Gov. Andrew Cuomo said state government will put the promotion of beer, wine and liquor made in New York "on steroids" to boost jobs and help the small, yet growing industries.
Cuomo met with farmers, orchard growers, beer breweries and distillers of whisky, vodka, brandy and vermouth Wednesday in Albany for a "Wine, Beer and Spirits Summit." The infomercial type of format included mostly thanks and agreement on the need to promote the industries, as well as a few specific proposals, plans and actions.
"However we can do it big, we're in," Cuomo said. "We'll take the efforts of the past ... and put them on steroids."
After the two-hour summit, Cuomo announced several measures, a number of which will require the Legislature's approval. They include promoting New York wine, beer, whisky and brandy at the State Fair. Beer and wine sellers complained that New York products were overshadowed. Cuomo agreed the State Fair's mission is to promote state products.

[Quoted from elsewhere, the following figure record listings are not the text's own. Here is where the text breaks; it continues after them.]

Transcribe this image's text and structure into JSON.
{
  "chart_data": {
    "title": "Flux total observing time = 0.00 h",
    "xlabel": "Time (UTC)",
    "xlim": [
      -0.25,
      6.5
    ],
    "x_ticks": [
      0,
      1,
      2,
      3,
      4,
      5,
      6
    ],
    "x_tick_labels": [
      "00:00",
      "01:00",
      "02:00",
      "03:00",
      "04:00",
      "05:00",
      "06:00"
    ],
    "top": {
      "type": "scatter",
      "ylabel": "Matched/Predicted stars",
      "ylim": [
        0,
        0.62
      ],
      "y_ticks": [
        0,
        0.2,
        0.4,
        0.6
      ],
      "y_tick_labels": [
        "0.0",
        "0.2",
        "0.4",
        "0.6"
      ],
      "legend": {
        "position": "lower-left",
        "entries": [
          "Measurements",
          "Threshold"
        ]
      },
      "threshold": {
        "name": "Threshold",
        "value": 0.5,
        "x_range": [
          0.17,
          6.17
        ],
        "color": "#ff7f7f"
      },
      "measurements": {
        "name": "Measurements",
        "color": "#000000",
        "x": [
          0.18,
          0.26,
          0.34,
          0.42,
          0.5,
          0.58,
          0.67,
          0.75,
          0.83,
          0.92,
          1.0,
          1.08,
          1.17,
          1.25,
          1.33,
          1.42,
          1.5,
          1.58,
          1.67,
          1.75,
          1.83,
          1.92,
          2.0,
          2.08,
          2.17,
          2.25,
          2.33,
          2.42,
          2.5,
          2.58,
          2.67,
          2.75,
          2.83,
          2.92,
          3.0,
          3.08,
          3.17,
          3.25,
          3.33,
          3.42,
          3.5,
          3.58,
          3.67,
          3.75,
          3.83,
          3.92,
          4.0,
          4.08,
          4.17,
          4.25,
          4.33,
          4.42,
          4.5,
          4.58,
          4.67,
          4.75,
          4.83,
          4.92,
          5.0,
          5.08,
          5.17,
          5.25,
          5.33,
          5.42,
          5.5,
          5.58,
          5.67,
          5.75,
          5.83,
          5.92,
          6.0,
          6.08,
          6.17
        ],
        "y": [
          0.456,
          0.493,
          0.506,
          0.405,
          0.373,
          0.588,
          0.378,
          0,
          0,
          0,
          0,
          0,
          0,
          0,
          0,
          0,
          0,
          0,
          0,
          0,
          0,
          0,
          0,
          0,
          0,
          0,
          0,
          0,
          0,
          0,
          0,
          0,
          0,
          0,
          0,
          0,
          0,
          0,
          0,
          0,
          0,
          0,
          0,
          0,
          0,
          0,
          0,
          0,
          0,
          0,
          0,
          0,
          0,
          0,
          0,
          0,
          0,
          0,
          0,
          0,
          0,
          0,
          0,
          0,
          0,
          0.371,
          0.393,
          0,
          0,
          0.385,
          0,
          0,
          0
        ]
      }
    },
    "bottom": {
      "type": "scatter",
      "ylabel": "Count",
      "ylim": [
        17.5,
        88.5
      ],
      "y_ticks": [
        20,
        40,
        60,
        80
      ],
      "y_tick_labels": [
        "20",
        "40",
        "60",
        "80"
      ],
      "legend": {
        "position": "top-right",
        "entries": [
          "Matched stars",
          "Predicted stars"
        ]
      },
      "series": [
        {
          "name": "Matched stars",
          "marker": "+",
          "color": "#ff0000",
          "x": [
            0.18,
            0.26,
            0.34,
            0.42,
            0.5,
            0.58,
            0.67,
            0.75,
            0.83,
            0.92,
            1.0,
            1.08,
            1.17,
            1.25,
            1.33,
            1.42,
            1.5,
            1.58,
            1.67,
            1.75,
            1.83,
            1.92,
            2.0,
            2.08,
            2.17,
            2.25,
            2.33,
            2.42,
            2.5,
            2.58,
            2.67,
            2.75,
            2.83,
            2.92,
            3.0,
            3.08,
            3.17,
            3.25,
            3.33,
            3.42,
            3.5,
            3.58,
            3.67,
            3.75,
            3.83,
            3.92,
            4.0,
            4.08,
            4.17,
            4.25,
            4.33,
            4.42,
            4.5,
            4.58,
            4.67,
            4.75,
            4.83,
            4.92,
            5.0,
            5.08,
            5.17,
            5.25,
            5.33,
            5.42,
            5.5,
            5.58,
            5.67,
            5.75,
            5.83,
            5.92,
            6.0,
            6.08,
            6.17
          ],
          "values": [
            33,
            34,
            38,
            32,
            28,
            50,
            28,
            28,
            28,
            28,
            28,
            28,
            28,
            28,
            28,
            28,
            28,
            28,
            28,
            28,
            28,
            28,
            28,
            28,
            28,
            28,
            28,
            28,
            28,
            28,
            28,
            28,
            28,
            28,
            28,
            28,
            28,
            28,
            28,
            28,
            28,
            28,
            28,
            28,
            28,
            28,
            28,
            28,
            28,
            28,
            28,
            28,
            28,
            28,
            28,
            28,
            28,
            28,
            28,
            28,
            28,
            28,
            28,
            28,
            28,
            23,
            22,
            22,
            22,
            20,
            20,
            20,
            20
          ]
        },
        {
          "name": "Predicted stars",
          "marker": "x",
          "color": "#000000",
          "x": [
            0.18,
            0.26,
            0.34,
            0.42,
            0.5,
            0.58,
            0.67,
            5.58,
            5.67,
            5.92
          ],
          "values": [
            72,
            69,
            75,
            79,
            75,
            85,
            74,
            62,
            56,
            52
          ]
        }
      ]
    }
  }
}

There is a plan to urge the New York Racing Association board, temporarily under the control of the appointees of the governor and Legislature, to promote New York alcoholic products at the Saratoga Race Course's summer meet. An international venue is also planned, along with easing laws and regulations for growers and manufacturers for "wine trail" tourist attractions. Other measures include:
—Devote $1 million in TV tourism ads promoting New York wines, with up to another $2 million in state money tied to the industry's matching funds.
—Using a public relations firms already handling state tourism ads to intensely target New York City restaurants to sell and promote New York products.
—Work with top chefs and the Food Network based in New York City to promote the products, although Cuomo said his girlfriend, Food Network star Sandra Lee, isn't part of those plans.
Several of the 75 wineries and breweries opposed to the proposed drilling for gas deep in a potentially lucrative and job-producing shale deposit upstate said the summit missed the point. The Cuomo administration is studying whether the process called hydrofracking can be done safety.
"Not only are the vineyards above the Marcellus Shale, and therefore are vulnerable to the harmful effects of fracking, but gas storage and transport just north of Watkins Glen threatens to contaminate the water, destroy the country roads, and ravage the beautiful landscapes needed to make sure the wine and beer industry thrives in New York," said Jennifer Clark from Eminence Winery after the summit.
Cuomo said the topic wasn't fracking, but on promotion, although he said none of the participants were prohibited from raising the heated topic.
A similar summit on Greek-style yogurt this summer resulted in the easing of some environmental protection restrictions on dairy farms. New York dairy farmers hope to get a bigger piece of that growing field.
"It worked with yogurt, I think it will work extraordinarily well in this industry," Cuomo said Wednesday.